Галько гостит, угощается у Олександры Ивановны, а сам терпеть ее не может, представляете, как приятно ему целовать ее на сцене, играя нежного, любящего брата? А ведь играет! И чем больше не терпит, тем старательнее играет и тем аппетитнее поедает бутерброды. И режиссеров, кстати, тоже. Знаете, как это делается? Выходит на трибуну собрания — и вроде бы от чистого сердца, болея душой — наотмашь по физиономии: какой репертуар, каков уровень, как мы могли позволить себе… Больше всего я не могу простить ему одного: анекдот до конца выслушает, без смеха, только губы скривит и говорит: «С бородой, с бородой анекдотец». Ужасная черта характера, правда?

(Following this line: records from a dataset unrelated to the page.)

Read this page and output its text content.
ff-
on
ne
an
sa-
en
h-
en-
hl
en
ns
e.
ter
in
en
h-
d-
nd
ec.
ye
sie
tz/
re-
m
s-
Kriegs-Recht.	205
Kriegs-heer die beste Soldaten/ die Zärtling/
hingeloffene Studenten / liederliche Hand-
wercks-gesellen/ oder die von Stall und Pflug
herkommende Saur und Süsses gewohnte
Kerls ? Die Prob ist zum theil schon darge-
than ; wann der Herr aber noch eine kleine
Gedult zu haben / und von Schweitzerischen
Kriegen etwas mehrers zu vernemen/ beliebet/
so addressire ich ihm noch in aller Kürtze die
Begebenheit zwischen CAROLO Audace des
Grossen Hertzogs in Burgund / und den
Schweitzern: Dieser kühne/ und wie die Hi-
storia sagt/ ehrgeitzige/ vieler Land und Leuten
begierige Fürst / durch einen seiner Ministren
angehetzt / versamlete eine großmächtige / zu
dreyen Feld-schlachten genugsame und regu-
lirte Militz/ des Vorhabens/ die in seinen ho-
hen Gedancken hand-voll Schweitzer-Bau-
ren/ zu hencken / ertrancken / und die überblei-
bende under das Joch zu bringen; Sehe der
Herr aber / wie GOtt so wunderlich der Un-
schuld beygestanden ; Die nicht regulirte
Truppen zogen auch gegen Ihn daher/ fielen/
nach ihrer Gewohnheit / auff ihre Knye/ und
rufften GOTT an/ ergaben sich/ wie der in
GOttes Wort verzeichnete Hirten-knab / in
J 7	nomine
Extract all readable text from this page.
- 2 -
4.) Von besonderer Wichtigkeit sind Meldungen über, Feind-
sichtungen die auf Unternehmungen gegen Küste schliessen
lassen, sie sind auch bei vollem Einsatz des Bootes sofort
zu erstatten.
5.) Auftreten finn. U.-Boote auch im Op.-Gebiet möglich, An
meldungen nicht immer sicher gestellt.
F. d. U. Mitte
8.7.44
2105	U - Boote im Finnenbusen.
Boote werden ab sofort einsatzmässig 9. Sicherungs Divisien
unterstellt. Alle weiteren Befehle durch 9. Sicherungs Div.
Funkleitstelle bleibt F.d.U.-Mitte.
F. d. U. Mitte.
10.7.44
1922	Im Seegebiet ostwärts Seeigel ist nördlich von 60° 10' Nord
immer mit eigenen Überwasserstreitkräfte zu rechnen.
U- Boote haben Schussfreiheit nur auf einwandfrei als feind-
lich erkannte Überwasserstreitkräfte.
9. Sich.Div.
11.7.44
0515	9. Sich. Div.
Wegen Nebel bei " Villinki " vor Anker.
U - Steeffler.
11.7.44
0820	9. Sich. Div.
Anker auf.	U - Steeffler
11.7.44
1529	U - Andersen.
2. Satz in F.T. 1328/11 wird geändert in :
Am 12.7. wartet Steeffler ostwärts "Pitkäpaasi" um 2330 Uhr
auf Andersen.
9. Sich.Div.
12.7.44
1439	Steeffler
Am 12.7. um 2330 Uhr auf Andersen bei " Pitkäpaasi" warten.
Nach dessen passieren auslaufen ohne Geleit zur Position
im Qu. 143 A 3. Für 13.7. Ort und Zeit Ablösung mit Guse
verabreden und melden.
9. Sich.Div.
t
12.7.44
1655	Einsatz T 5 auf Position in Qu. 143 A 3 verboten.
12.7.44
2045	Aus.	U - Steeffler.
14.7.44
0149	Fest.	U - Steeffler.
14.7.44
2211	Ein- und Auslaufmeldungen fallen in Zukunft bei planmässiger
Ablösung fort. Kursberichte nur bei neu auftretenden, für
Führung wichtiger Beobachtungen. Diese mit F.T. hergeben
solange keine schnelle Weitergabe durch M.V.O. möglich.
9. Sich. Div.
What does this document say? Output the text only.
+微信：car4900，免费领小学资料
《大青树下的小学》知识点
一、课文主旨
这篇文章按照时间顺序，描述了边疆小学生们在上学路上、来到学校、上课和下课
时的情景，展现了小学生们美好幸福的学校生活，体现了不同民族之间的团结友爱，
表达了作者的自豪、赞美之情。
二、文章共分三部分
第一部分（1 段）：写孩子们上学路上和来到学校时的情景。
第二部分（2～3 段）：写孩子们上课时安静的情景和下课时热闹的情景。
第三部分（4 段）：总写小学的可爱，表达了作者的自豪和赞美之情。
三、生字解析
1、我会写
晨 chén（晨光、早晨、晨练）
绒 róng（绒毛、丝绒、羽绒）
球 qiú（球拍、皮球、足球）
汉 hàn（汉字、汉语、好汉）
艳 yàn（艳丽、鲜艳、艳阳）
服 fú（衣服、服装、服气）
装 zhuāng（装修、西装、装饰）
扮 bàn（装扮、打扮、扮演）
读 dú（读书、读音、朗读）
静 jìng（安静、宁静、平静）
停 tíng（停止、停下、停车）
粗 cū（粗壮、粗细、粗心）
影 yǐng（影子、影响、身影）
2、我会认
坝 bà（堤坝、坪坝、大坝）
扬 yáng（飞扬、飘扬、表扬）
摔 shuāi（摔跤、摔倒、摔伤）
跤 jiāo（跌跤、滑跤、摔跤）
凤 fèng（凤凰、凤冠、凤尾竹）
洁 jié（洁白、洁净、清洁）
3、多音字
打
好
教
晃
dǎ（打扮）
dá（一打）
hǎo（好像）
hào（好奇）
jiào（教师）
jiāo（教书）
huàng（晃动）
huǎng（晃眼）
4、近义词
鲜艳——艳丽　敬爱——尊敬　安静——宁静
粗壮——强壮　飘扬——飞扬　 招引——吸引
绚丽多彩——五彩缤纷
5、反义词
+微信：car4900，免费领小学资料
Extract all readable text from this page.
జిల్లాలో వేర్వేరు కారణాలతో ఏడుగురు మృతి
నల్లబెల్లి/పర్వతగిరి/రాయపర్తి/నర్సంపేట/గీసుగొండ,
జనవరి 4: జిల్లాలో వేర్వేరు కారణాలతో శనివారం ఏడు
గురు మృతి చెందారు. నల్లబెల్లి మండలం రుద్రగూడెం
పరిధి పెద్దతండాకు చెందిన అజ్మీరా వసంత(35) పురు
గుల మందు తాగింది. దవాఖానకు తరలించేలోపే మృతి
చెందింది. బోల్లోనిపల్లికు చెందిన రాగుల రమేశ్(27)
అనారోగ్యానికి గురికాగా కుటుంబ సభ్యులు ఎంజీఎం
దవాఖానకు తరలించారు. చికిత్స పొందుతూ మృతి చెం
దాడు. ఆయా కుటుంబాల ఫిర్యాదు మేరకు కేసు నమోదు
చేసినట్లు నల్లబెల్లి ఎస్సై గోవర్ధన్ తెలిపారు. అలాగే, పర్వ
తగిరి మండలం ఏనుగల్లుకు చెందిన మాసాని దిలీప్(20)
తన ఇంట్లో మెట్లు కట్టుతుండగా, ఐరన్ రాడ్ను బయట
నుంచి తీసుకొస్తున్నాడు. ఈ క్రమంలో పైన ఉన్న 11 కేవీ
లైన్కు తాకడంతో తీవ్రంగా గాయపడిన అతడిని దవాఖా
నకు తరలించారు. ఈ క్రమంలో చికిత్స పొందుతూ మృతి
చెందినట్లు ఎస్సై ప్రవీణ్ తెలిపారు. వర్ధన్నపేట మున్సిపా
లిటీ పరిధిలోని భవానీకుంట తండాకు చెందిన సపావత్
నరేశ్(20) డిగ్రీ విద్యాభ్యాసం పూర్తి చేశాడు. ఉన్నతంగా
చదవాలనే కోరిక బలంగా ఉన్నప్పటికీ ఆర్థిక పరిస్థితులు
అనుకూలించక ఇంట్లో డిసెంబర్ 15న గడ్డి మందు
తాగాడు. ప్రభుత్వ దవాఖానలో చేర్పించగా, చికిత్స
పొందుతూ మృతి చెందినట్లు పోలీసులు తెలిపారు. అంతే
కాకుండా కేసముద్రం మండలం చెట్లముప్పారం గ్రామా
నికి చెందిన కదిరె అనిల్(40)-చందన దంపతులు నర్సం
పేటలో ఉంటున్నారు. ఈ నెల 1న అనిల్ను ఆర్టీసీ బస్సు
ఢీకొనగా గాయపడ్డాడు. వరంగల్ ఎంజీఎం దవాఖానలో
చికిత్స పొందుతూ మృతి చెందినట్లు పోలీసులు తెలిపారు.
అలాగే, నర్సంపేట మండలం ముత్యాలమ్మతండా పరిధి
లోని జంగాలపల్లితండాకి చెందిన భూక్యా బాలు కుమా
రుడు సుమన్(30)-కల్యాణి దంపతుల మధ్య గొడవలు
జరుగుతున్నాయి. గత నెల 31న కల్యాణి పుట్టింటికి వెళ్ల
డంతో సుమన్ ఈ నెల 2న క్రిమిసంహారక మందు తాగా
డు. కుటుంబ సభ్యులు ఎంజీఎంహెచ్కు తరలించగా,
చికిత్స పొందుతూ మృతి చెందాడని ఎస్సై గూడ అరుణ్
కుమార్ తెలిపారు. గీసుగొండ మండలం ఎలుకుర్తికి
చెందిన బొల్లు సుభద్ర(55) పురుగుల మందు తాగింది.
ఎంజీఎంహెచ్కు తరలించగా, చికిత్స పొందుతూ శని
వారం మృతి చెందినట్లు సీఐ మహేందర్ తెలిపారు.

И все мы вместе — удивительный оркестр, где не должно быть ни одной фальшивой нотки, ведь чего больше всего не переносит наш высокоумный зритель, чего он не принимает? Больше всего он ненавидит фальшь, особенно если догадывается, что эту фальшь ему ни с того ни с сего выдают за правду.

А фальшь так и выпирает! Выходит на сцену Артемида — как встарь, по закоренелой привычке играет бытовку, ведь что поделаешь, если она иначе и не умеет, не переучишь и не убедишь. Метелица — тот пытается утвердить интеллектуальный театр, демонстрировать отчуждение, а милая Коташка демонстрирует свои девичьи прелести, — прислушайтесь, как звучит этот оркестр, который никому так и не удалось до сих пор свести воедино. Актерский ансамбль — видите, слышите?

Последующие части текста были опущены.